Our Big Question

How Do Tumor and Host Interact in Response to Stress?

Cancer patients experience intense stress related to diagnosis, recurrence fears, and therapy duration. This stress is associated with higher metastasis risk and poorer survival, highlighting the need to understand stress-driven metastasis mechanisms for effective therapies. Studies in mice reveal stress-induced effects on primary tumor growth, treatment resistance, and metastatic colonization. While stress can enhance cancer cell proliferation, migration, and seeding in distant tissues, the tissue being colonized is not a passive recipient of cancer cell. Instead, the tissue microenvironment must create a pro-metastatic niche supporting disseminated cancer cell growth. Hence, our lab asks this key question: Do stress-triggered host changes impact tumor growth and metastasis?

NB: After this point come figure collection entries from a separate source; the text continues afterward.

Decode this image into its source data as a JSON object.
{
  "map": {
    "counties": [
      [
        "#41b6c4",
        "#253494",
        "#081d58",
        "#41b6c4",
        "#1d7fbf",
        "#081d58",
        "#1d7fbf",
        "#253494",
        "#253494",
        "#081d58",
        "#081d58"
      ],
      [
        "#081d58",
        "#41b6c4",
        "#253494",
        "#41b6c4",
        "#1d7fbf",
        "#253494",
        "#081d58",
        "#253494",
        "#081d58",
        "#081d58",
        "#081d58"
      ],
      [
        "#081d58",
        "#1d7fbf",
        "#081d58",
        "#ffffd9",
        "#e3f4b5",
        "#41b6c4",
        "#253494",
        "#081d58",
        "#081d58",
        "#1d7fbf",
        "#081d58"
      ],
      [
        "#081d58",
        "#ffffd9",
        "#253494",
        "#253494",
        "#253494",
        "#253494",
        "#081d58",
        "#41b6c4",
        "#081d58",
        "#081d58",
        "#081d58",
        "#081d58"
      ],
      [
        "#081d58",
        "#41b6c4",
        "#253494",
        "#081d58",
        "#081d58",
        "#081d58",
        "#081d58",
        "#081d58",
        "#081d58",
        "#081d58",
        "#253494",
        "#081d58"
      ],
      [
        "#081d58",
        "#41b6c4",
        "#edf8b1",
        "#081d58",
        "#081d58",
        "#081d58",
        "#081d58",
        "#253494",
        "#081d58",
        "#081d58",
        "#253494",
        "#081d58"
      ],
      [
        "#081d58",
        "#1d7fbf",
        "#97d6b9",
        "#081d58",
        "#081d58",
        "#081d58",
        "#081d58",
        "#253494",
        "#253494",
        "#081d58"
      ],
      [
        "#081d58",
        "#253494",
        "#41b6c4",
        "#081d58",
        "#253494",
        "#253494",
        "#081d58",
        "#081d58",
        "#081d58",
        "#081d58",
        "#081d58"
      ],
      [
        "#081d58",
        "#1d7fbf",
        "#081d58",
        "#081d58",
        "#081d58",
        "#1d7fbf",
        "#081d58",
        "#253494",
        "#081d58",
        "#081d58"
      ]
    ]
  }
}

Our Findings and Hypothesis

Stress-induced Neutrophil Extracellular Traps (NETs) are necessary for tumor progression

Elevated neutrophil-to-lymphocyte ratios, associated with poor prognosis in cancer, are also found in stressed individuals. Our research using well characterized mouse models showed that chronic stress impacts neutrophils, altering lung microenvironments to favor cancer metastasis. This is because stress hormone glucocorticoids induce neutrophil to form Neutrophil Extracellular Traps (NETs), which are meshes of DNA containing enzymes and other proteins and have multiple pro-metastatic roles. Targeting stress-induced NETs with DNase I or targeting neutrophil glucocorticoid receptors (GR) significantly reduces stress-induced metastases in breast and pancreatic cancer models.
Stress-induced glucocorticoids also increase gut permeability, contributing to inflammatory bowel disease (IBD) and colorectal cancer (CRC) progression. Gut permeability during CRC releases immunogenic products into the liver, a common site for CRC metastasis. We found NETs are present in primary CRC and liver metastases samples. Our aim is to understand stress-induced NETs’ response to gut and liver remodeling, impacting cancer therapy efficacy.

Experimental Model System

  1. Chronic stress mouse model
  2. AOM/DSS-induced colitis associated colorectal cancer model.
  3. Orthotopic transplantation model of CRC and liver metastasis.
  4. Patient-derived xenografts (PDX) model.

Current Projects

Decoding Stress and Cancer: Navigating the “Stressed” Colorectal Tumor Microenvironment

The laboratory is utilizing its discovery of stress-induced NETs and novel mouse models, aiming to better comprehend the effects of systemic chronic stress on the CRC microenvironment. Specifically, we study the interplay between NETs, the immune populations, neuron and microbiota in mouse models of colitis and CRC.

Current ongoing projects are:

  1. Determine whether and how stress alters the gut homeostasis.
  2. Evaluate the effects of stress-induced Neutrophil Extracellular Traps (NETs) on the microenvironment of colorectal cancer (CRC) and its liver metastasis.
  3. Determine how stress-induced locoregional neuron-tumor interactions affect CRC progression.